Não vale mesmo. Os juros são altíssimos, o risco para o capital humano supera a mais sombria previsão orçamentária, e o retorno é tão líquido quanto o lucro de itaús e bradescos.
Por que seguir com o marido que ainda não troca as próprias fraldas, se você não tem vocação para mãe nem babá? Por que continuar com a namorada que prefere sapatos a livros, se você não resiste a ficar descalço em bibliotecas? Por que insistir naquela amizade colorida, se você está certo de que ela jamais vestirá branco (pelo menos para deixar a igreja ao seu lado)? Por que pagar anos no escritório de advocacia do pápi, se você não sabe, não quer saber e condena – à cadeira elétrica – quem sabe dar nó de gravata enquanto assobia a Constituição?
Por que se irritar todo santo capítulo com aquela novela ruim, se você já percebeu que o autor escreve sempre a mesma bagaça, a ponto de não mudar nem o nome da protagonista? Por que teimar em ler os textos daquele colunista reaça, se você tem certeza de que o camarada (epa) vai achar comunistas malvados até em comercial de Coca-Cola (aquele logo vermelho...)?
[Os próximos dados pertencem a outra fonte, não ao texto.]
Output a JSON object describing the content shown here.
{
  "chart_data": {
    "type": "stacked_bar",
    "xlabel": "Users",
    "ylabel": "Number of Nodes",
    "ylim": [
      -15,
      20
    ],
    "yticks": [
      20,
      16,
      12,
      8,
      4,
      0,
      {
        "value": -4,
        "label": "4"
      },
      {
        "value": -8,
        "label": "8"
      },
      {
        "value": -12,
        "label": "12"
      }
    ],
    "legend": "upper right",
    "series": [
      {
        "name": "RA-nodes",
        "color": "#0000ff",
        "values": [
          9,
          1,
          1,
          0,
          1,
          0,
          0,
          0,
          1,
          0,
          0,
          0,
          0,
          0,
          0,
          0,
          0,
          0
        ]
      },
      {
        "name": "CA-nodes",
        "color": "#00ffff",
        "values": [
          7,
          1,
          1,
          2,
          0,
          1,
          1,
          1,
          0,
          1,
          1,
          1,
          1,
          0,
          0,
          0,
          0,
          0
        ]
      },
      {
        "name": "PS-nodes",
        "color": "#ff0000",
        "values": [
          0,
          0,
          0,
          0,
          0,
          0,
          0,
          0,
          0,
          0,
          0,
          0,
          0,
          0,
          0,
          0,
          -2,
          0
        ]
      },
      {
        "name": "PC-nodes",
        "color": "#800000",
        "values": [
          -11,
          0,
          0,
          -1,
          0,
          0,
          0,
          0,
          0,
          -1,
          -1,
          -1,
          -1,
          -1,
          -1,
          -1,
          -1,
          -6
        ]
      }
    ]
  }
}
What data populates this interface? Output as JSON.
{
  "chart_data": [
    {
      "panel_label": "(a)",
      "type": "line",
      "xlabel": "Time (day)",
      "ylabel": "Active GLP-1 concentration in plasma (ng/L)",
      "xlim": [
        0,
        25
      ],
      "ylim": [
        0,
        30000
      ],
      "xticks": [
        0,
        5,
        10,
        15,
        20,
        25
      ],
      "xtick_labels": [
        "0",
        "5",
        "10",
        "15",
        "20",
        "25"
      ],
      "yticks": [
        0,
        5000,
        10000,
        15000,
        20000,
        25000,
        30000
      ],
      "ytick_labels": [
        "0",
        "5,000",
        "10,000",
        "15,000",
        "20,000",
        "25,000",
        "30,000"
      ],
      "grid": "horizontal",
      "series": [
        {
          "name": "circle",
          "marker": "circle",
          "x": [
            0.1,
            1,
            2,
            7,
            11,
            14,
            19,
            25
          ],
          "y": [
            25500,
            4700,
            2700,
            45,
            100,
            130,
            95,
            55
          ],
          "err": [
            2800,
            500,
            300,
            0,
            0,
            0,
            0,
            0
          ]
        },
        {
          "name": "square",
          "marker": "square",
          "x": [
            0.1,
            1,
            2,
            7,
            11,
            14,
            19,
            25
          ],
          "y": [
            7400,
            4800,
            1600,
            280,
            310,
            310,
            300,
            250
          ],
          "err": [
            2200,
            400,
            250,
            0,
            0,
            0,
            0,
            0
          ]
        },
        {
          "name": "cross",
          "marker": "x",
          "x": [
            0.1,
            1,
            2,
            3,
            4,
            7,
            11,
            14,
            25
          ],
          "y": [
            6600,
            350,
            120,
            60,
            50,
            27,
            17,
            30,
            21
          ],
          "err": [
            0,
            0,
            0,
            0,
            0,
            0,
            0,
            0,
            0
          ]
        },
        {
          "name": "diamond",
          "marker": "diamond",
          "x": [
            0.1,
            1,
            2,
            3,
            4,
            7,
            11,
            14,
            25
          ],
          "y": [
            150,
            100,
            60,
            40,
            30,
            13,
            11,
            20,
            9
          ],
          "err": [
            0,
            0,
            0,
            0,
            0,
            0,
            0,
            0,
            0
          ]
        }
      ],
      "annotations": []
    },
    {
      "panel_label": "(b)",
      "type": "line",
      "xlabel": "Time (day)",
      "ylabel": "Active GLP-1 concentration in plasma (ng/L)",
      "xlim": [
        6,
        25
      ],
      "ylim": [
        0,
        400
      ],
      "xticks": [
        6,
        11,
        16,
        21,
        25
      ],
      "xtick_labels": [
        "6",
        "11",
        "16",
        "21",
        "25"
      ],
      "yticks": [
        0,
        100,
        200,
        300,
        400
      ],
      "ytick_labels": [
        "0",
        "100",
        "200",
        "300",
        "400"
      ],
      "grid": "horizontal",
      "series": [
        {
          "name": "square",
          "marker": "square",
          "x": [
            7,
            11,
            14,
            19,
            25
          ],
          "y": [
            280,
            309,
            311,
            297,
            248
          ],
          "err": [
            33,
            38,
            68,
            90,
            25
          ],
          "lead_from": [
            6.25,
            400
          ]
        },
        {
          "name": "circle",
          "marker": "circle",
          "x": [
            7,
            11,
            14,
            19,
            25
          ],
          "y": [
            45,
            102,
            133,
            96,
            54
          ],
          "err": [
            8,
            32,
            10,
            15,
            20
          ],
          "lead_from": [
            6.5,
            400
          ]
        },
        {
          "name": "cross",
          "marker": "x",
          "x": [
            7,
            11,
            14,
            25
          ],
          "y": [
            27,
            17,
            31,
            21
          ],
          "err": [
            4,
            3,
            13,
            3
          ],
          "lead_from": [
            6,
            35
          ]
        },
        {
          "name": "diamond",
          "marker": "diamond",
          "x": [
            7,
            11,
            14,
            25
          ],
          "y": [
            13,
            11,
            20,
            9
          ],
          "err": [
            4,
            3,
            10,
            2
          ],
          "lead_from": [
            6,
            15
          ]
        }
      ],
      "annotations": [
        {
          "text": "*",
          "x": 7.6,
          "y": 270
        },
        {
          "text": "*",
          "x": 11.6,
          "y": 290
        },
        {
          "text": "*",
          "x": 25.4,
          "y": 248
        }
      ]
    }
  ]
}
Por que xingar diariamente o mesmíssimo congestionamento, se você pode voltar para casa naquela bike estacionada há séculos na sua garagem?
Às vezes vale tomar um porre de OLX e desapegar: do marido com síndrome de menor abandonado; da namorada que não te enxerga porque não desce do salto; da amiga que só quer se aproveitar da sua nobreza, do seu amor e de certos itens originais de fábrica; do sonho do pápi – que é só dele – de ver você dando uma gravata nos foras da lei; da novela que faz qualquer Malhação parecer Roque Santeiro; do colunista que não sai do seu abrigo nuclear com medo de ser descoberto pela KGB; do carro cujo velocímetro não atinge os trinta por hora há uns vinte mil quilômetros.